Sosyal medyada herkes istediğini yazıyor, söylüyor. Ama dikkat edin: Bu sözler belirli bir kitleyi hedef almıyorsa sorun yok. Çizgi aşılmamış sayılıyor.
Ancak ne zaman muhalif bir ses, bir rakip, toplumda sözü geçen biri hedef alınsa, orada hemen asılsız iddialar dolaşmaya başlıyor. Amaç ne? Dikkatleri başka yöne çekmek.

Peki bu işi yapanlar ödülsüz mü kalıyor?
Elbette hayır.
Neticede o da bir “emek”!
Yalan üretmek, iftira atmak, sahtekârlıkta uzmanlaşmak kolay mı?
Ve bu kişiler ödüllerle bile onurlandırılıyor:
“Yılın en iyi sosyal medya fenomeni”, “en iyi köşe yazarı”, “en başarılı gazeteci” gibi başlıklarla…
Çünkü artık yalakalık da bir meslek haline geldi. Ve bu meslek ne yazık ki ödülsüz kalmıyor.
Kuş, Gölge ve Gerçeklik: Bir Taşralı Hikâye
Adamın biri, her sabah koyunlarını otlatmak için bayıra çıkarırmış.
Koyunlar otlarken, o da geniş arazideki tek gölge veren ağacın altında otururmuş.
Güneşin altında otlanan koyunlara bakar, iç geçirirmiş:
“Bu kadar tüyle bu sıcakta nasıl dayanıyorlar, zavallılar…”
Derken bir gün, gölgelenmek için oturduğu ağacın dallarındaki kuşlardan biri üzerine pislemiş.
Adam sinirlenmiş:
“Ben size göstereceğim!” demiş ve kuşlara taş atmaya başlamış.
Ama her gün aynı şey… Kuşlar kaçıyor, sonra yine geliyor.
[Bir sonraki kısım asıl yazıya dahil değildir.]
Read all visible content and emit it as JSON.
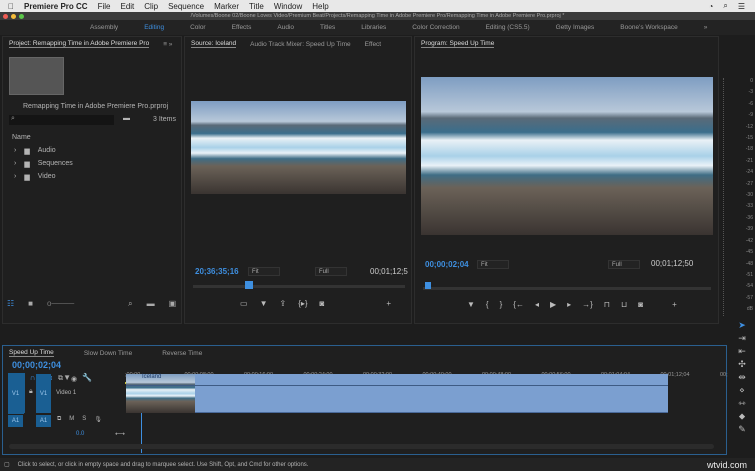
{
  "menubar": {
    "app": "Premiere Pro CC",
    "items": [
      "File",
      "Edit",
      "Clip",
      "Sequence",
      "Marker",
      "Title",
      "Window",
      "Help"
    ]
  },
  "window_title": "/Volumes/Boone 02/Boone Loves Video/Premium Beat/Projects/Remapping Time in Adobe Premiere Pro/Remapping Time in Adobe Premiere Pro.prproj *",
  "workspaces": [
    "Assembly",
    "Editing",
    "Color",
    "Effects",
    "Audio",
    "Titles",
    "Libraries",
    "Color Correction",
    "Editing (CS5.5)",
    "Getty Images",
    "Boone's Workspace"
  ],
  "workspace_active": "Editing",
  "project": {
    "tab": "Project: Remapping Time in Adobe Premiere Pro",
    "file": "Remapping Time in Adobe Premiere Pro.prproj",
    "search_placeholder": "",
    "count": "3 Items",
    "col_name": "Name",
    "items": [
      "Audio",
      "Sequences",
      "Video"
    ]
  },
  "source": {
    "tabs": [
      "Source: Iceland",
      "Audio Track Mixer: Speed Up Time",
      "Effect"
    ],
    "timecode": "20;36;35;16",
    "fit": "Fit",
    "quality": "Full",
    "duration": "00;01;12;5"
  },
  "program": {
    "tab": "Program: Speed Up Time",
    "timecode": "00;00;02;04",
    "fit": "Fit",
    "quality": "Full",
    "duration": "00;01;12;50"
  },
  "meters": [
    "0",
    "-3",
    "-6",
    "-9",
    "-12",
    "-15",
    "-18",
    "-21",
    "-24",
    "-27",
    "-30",
    "-33",
    "-36",
    "-39",
    "-42",
    "-45",
    "-48",
    "-51",
    "-54",
    "-57",
    "dB"
  ],
  "timeline": {
    "tabs": [
      "Speed Up Time",
      "Slow Down Time",
      "Reverse Time"
    ],
    "timecode": "00;00;02;04",
    "ruler": [
      ";00;00",
      "00;00;08;00",
      "00;00;16;00",
      "00;00;24;00",
      "00;00;32;00",
      "00;00;40;00",
      "00;00;48;00",
      "00;00;56;00",
      "00;01;04;04",
      "00;01;12;04",
      "00;"
    ],
    "v1": "V1",
    "video1": "Video 1",
    "a1": "A1",
    "volume": "0.0",
    "clip": "Iceland",
    "playhead_fraction": 0.02
  },
  "status": "Click to select, or click in empty space and drag to marquee select. Use Shift, Opt, and Cmd for other options.",
  "watermark": "wtvid.com"
}
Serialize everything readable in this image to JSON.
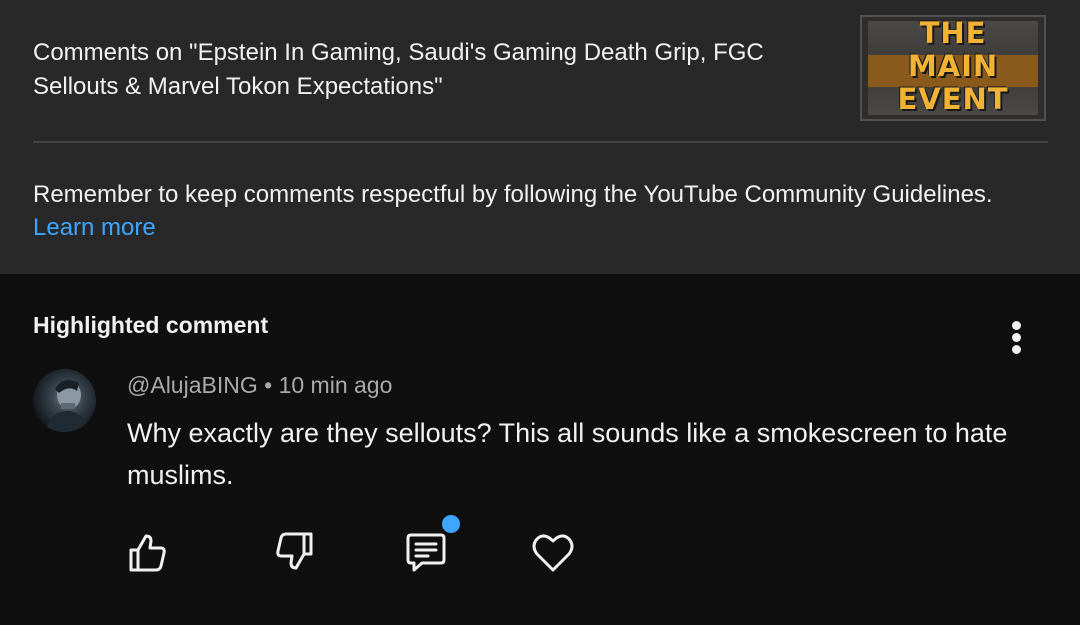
{
  "header": {
    "title": "Comments on \"Epstein In Gaming, Saudi's Gaming Death Grip, FGC Sellouts & Marvel Tokon Expectations\"",
    "thumbnail_text": [
      "THE",
      "MAIN",
      "EVENT"
    ]
  },
  "guidelines": {
    "text": "Remember to keep comments respectful by following the YouTube Community Guidelines.",
    "learn_more": "Learn more"
  },
  "highlighted": {
    "heading": "Highlighted comment",
    "comment": {
      "author": "@AlujaBING",
      "separator": "•",
      "time": "10 min ago",
      "text": "Why exactly are they sellouts? This all sounds like a smokescreen to hate muslims."
    }
  },
  "actions": {
    "like_icon": "thumbs-up-icon",
    "dislike_icon": "thumbs-down-icon",
    "reply_icon": "reply-icon",
    "heart_icon": "heart-icon"
  },
  "colors": {
    "panel_bg": "#282828",
    "page_bg": "#0f0f0f",
    "link": "#3ea6ff",
    "notification_dot": "#3ea6ff"
  }
}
Çünkü bölgede gölge yapan başka ağaç yok.
Adam sonunda evin deposuna gitmiş, bir tarım ilacı bulmuş ve ağacı ilaçlamış.
Kuşlar ölmüş.
Adam rahatlamış.
Ama birkaç gün sonra…
Ağaç da kurumuş.
Yaprak kalmamış, gölge bitmiş.
Artık kendisi de koyunları gibi güneşin altında kalmış.
Ve Asıl Meseleye Gelelim
Son zamanlarda sosyal medyada görüyorum:
Bazıları, bazılarını hedef alıyor.
Asılsız, delilsiz iddialarla toplumun önüne atıyor.
İtibar suikastlarıyla, duruşunu bozmaya çalışıyorlar.
Ama tarih bize hep şunu gösterdi:
Adalet, geç de olsa gelir.
Bir dönemler iftiralarla yıpratılmaya çalışılan komutanlar, gazeteciler, siyasetçiler…
Boşalan koltukları kapma hayali kuranlara o koltuklar hiçbir zaman nasip olmadı.
Adaletin simgesi terazidir.
Ve bir gün o terazi mutlaka dengeyi bulur.
Mersin’de de durum benzer.
Mersin Büyükşehir Belediye Başkanı Vahap Seçer’i, sadece iddialara dayanarak dillerine dolayanlara söyleyecek tek bir sözüm var:
O kuş sana ekmek çıkarmaz, uğraşma.
Sana o mesajları atanlar, eski dönemin rantçılarından başkası değil.
Her önüne gelen paylaşımı yapma.
Defalarca rezil oldun.
Ama demek ki mutluluk gibi rezillik de artık parayla satın alınabiliyor.
Son Sözüm:
“Kuşa yemi fazla vermişler… Kuş kendini talih kuşu sanmış ve her yere pislemiş.”